Diena Haryana dari SEJIWA Foundation menyatakan tambahan bahwa kemampuan fizikal, sosial, serta rohani anak perlu dipersiapkan terlebih dahulu sebelum mereka diperkenalkan dengan kecerdasan buatan (AI). Dia menebarkan pesan penting, “Kecerdasan buatan tak patut merengkahkan waktu bermain dan penjelajahan si anak.” Teknologi dapat dijadikan sarana pembantu namun jangan sampai menciderai perkembangan pertumbuhan mereka. Dalam hal ini guru juga memerlukan pemberdayaan sementara penggunaan teknologi semestinya hanya sebagai media, bukan tujuan utama dalam dunia pendidikan.

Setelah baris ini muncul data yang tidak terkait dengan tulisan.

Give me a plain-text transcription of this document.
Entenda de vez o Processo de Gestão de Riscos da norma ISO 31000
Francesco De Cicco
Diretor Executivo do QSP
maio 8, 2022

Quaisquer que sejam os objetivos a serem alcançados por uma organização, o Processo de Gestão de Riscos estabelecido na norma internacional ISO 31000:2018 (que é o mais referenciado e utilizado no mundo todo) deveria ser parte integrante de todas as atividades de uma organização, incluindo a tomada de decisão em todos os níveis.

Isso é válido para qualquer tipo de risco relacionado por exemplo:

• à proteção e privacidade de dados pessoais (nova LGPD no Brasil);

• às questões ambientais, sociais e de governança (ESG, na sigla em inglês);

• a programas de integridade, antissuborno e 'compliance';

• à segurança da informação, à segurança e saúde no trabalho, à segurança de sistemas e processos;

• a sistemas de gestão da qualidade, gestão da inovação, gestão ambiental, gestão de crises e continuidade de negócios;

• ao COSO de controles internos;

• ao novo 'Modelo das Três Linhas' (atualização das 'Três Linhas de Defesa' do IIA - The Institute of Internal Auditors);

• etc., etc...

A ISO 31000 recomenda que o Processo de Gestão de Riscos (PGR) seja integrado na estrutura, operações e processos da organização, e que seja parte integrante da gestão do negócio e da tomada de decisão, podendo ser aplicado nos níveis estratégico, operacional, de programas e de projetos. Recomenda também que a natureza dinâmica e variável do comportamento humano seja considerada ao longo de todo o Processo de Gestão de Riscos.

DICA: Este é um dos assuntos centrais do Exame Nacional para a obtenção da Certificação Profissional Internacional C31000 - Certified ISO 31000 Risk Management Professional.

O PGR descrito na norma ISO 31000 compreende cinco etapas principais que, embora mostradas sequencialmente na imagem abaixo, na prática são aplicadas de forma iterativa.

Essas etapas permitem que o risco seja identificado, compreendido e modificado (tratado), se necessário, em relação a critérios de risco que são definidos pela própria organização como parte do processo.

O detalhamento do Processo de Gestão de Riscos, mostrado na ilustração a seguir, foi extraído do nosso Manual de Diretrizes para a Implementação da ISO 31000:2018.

Menuju Ekosistem AI Indonesia yang Inklusif dan Berdaulat
Melalui tiga sesi panel yang merepresentasikan perspektif akademisi, masyarakat sipil, dan pelaku industri, webinar ini menandai pentingnya pendekatan kolaboratif dalam membangun ekosistem AI nasional yang inklusif dan berkeadilan. STEI ITB menegaskan komitmennya untuk tidak hanya mengembangkan teknologi, tetapi juga nilai dan prinsip yang menopang penggunaannya. Dengan menjadikan manusia sebagai pusat dan tujuan dari inovasi, Indonesia diharapkan mampu menavigasi transformasi digital secara berdaulat, bermartabat, dan berlandaskan nilai-nilai kemanusiaa.